La vie politique française vient de vivre un évènement, qui parait anecdotique, mais qui pourrait se révéler important, voire fondateur. Édouard Philippe, ancien premier ministre ne cachant pas ses ambitions pour 2027, entend s’en donner les moyens en créant son nouveau parti, Horizons. Partant de rien, il n’a pas de structure, pas d’argent, et a besoin de croitre rapidement, pour être opérationnel pour les législatives de juin.
Il s’apprêtait donc à absorber Agir, petit parti de centre-droit de la majorité (et en particulier ses salariés et son trésor de guerre). Cette structure a été montée par Franck Riester, pour accueillir d’anciens LR ralliés à Macron, et occupe exactement le segment où se trouve Édouard Philippe.

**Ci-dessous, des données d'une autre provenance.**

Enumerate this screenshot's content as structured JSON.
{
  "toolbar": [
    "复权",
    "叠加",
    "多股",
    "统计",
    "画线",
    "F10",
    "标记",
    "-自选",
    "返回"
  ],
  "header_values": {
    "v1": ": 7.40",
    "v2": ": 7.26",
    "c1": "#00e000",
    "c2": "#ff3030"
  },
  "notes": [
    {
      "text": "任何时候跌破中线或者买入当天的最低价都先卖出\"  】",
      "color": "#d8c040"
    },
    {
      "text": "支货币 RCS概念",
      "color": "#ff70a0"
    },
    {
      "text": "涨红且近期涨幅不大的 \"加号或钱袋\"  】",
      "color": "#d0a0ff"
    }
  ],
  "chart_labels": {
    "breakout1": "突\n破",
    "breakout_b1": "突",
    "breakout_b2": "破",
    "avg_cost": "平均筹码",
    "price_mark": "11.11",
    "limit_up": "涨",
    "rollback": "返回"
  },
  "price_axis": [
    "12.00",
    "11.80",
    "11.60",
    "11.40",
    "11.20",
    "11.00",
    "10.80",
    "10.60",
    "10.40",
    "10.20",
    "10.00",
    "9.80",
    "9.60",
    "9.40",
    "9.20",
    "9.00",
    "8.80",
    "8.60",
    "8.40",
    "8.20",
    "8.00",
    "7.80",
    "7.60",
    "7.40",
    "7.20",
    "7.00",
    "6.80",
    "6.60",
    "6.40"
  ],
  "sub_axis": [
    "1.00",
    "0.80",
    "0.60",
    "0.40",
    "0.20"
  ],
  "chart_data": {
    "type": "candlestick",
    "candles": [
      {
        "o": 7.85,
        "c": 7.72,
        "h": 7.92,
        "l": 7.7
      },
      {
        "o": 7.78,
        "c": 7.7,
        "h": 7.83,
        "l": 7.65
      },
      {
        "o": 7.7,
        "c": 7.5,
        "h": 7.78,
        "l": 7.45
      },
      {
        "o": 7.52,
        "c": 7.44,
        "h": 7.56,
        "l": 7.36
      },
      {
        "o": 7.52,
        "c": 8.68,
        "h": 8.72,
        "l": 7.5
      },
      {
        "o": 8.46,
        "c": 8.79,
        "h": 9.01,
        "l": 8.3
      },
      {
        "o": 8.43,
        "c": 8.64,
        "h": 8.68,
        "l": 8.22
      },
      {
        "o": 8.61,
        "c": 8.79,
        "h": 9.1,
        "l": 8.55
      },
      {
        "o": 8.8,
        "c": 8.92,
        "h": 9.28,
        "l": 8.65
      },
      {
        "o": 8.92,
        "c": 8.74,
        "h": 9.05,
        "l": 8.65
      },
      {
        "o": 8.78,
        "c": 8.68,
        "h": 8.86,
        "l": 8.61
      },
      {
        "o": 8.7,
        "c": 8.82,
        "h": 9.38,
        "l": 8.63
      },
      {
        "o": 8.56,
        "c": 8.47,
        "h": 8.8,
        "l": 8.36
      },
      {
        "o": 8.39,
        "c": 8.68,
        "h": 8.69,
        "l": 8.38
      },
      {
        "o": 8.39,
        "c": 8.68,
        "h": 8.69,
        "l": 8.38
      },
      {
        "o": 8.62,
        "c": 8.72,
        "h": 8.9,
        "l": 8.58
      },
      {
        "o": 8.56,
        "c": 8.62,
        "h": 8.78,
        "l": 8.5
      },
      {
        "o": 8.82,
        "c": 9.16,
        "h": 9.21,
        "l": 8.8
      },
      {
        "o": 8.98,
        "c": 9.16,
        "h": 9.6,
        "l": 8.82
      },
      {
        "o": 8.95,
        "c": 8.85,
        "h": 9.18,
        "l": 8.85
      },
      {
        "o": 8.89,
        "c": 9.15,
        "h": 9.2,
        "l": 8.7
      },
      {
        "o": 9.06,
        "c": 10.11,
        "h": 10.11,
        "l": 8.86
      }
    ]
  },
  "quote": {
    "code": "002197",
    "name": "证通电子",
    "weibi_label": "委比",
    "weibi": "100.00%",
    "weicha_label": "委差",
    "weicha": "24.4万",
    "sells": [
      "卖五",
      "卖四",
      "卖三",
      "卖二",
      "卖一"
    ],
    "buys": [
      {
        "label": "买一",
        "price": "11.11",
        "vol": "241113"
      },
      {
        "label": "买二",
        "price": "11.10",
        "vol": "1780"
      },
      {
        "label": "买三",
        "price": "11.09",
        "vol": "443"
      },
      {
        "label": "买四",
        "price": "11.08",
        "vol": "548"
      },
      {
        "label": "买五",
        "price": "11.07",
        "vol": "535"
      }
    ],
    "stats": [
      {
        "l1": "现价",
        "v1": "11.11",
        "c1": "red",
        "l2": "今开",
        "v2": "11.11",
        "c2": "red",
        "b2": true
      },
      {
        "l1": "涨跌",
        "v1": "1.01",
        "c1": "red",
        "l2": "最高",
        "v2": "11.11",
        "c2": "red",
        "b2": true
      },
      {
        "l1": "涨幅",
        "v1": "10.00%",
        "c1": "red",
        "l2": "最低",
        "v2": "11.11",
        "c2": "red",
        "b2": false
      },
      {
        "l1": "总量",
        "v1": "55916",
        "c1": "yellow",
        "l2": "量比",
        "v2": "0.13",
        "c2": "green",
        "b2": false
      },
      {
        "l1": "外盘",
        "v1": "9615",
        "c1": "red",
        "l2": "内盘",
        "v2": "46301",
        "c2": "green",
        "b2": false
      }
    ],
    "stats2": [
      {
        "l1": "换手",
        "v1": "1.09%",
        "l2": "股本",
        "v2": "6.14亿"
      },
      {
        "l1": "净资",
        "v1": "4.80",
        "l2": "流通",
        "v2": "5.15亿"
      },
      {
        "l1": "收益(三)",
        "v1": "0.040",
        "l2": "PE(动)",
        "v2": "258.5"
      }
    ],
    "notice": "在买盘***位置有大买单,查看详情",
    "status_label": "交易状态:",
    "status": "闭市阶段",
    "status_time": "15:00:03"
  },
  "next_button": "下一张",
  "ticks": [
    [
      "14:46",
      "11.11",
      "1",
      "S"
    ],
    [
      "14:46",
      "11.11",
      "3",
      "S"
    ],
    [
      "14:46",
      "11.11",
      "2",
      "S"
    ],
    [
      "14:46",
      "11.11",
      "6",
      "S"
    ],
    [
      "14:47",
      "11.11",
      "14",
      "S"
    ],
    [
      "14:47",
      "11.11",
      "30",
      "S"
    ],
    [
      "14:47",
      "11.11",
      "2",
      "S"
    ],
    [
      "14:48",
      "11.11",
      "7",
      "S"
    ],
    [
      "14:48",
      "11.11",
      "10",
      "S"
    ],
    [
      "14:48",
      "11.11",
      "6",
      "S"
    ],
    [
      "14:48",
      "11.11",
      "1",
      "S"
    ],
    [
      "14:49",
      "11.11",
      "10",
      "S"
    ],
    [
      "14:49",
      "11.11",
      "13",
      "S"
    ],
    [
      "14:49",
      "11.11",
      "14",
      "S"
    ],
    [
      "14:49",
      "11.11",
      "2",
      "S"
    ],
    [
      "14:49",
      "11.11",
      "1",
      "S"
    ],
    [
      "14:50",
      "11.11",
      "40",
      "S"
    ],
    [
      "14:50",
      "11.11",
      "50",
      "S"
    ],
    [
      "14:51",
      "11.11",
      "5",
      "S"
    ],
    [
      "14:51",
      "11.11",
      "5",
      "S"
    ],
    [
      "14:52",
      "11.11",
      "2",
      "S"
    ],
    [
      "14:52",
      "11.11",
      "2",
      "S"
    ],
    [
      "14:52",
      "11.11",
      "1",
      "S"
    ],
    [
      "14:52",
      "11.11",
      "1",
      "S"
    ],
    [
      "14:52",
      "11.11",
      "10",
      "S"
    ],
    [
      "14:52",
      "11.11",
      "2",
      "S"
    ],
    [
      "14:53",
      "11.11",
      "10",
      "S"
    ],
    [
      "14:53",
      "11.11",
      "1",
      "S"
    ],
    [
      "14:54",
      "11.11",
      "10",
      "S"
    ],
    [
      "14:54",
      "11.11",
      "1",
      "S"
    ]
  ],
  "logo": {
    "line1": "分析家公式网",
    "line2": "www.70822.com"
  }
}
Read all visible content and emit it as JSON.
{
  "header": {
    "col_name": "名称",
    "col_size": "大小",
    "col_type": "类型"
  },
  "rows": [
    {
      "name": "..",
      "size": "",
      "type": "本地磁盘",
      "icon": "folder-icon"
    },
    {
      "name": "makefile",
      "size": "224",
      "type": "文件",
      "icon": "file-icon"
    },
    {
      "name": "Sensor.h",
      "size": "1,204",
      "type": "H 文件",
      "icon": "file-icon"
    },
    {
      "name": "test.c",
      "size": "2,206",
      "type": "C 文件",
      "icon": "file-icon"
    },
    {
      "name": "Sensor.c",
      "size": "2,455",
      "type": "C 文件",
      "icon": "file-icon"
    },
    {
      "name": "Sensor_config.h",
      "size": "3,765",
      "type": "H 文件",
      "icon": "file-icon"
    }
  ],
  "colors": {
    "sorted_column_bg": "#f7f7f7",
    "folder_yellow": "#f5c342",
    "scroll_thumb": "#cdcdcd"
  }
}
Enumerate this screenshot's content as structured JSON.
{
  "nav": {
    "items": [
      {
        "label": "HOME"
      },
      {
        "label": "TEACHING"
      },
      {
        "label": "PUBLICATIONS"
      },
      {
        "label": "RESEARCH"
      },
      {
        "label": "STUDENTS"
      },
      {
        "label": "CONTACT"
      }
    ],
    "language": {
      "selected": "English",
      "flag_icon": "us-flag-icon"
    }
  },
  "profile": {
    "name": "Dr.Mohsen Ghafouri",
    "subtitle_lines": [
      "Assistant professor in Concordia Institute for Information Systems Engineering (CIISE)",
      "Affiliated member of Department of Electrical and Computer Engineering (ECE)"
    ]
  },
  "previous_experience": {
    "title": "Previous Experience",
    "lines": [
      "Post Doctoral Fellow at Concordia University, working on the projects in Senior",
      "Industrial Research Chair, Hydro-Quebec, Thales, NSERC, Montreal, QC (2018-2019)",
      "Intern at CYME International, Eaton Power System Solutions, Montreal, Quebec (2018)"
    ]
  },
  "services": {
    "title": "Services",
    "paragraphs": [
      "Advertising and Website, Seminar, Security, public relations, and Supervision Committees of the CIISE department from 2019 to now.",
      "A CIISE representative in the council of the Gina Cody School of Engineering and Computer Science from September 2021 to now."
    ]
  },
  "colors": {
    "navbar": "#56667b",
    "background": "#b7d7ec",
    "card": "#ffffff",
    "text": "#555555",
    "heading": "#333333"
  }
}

Au point que certains ont vu dans Agir, la simple préfiguration du futur parti d’Édouard Philippe, qui n’avait pas le temps de s’en occuper depuis Matignon, poste qui occupe beaucoup et ne laisse pas la latitude politique de créer une nouvelle structure.
Cette fusion-absorption apparaissait donc naturelle, voire quasiment actée, quand soudain, à la surprise générale, Franck Riester, président d’Agir, la fait échouer, sur ordre direct d’Emmanuel Macron. Une manière pour le chef de l’État de rappeler brutalement à son ancien second, que c’est lui le patron, et qu’il ne faudrait qu’il pense avoir les mains totalement libres. Macron entend bien être réélu en 2022 et exercer la plénitude de ses fonctions le plus longtemps possible. Pas question qu’un dauphin émerge trop vite, et le relègue à l’inauguration des chrysanthèmes.
La réaction d’Édouard Philippe n’a pas trainé, créant un rapport de force appelé à durer. Il a annoncé la suspension de sa participation de sa formation à la « maison commune », cette confédération de la majorité qui a déjà eu bien du mal à voir le jour. Il a accompagné ce coup de semonce (il n’est pas parti, il a juste « suspendu sa participation ») d’un message très clair à destination du président-pas-encore-candidat : « Emmanuel, la candidate la plus dangereuse pour toi, c’est Valérie Pécresse, et je suis le seul, dans ta majorité, à être en mesure de la contrer. En m’affaiblissant, tu t’affaiblis aussi ». Tout cela a donné une telle belle opération de communication politique, avec une attaque bien dosée, avant la redescente progressive de la tension, car personne n’a intérêt à aller à la rupture.
Maintenant tout le monde est prévenu, au sein de la majorité : Édouard Philippe n’est pas un amateur de la politique. Il sait ce qu’il veut, où il va et n’entend pas se laisser marcher sur les pieds. Il n’a pas peur d’aller au clash, y compris avec le Boss.
Tout est en place pour le feuilleton des investitures aux législatives, qui sera le vrai moment clé pour la majorité. L’enjeu n’est pas tellement la réélection d’Emmanuel Macron, assez probable, mais la taille et la composition exacte de sa majorité à l’Assemblée.